Incidence of Cutaneous Immune-Related Adverse Events and Outcomes in Immune Checkpoint Inhibitor-Containing Regimens: A Systematic Review and Meta-Analysis.

Immune checkpoint inhibitors (ICIs) are used to treat many cancers, and cutaneous immune-related adverse events (cirAEs) are among the most frequently encountered toxic effects. Understanding the incidence and prognostic associations of cirAEs is of importance as their uses in different settings, combinations, and tumor types expand. To evaluate the incidence of cirAEs and their association with outcome measures across a variety of ICI regimens and cancers, we performed a systematic review and meta-analysis of published trials of anti-programmed death-1/ligand-1 (PD-1/PD-L1) and anti-cytotoxic T lymphocyte antigen-4 (CTLA-4) ICIs, both alone and in combination with chemotherapy, antiangiogenic agents, or other ICIs in patients with melanoma, renal cell carcinoma, non-small cell lung cancer, and urothelial carcinoma. Key findings of our study include variable cirAE incidence among tumors and ICI regimens, positive association with increased cirAE incidence and response rate, as well as significant association between increased vitiligo incidence and overall survival.
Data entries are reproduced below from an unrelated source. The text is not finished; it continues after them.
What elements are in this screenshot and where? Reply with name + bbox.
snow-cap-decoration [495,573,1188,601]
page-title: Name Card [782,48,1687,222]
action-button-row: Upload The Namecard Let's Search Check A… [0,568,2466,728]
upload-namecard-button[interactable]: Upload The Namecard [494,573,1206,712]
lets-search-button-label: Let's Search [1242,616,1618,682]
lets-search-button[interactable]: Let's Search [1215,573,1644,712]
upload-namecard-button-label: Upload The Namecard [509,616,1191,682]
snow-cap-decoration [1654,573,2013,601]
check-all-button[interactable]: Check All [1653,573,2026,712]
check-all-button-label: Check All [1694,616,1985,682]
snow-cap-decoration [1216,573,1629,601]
Across 174 studies, rash, pruritis, and vitiligo were the most reported cirAEs, with incidences of 16.7%, 18.0%, and 6.6%, respectively. Higher incidence of cirAEs was associated with ICI combination regimens and with CTLA-4-containing regimens, particularly with higher doses of ipilimumab, as compared to PD-1/L1 monotherapies. Outcome measures including response rate and progression-free survival were positively correlated with incidence of cirAEs. The response rate and incidence of pruritis, vitiligo, and rash were associated with expected rises in incidence of 0.17% (p = 0.0238), 0.40% (p = 0.0010), and 0.18% (p = 0.0413), respectively. Overall survival was positively correlated with the incidence of pruritis, vitiligo, and rash; this association was significant for vitiligo (p = 0.0483). Our analysis provides benchmark incidence rates for cirAEs and links cirAEs with favorable treatment outcomes at a study level across diverse solid tumors and multiple ICI regimens.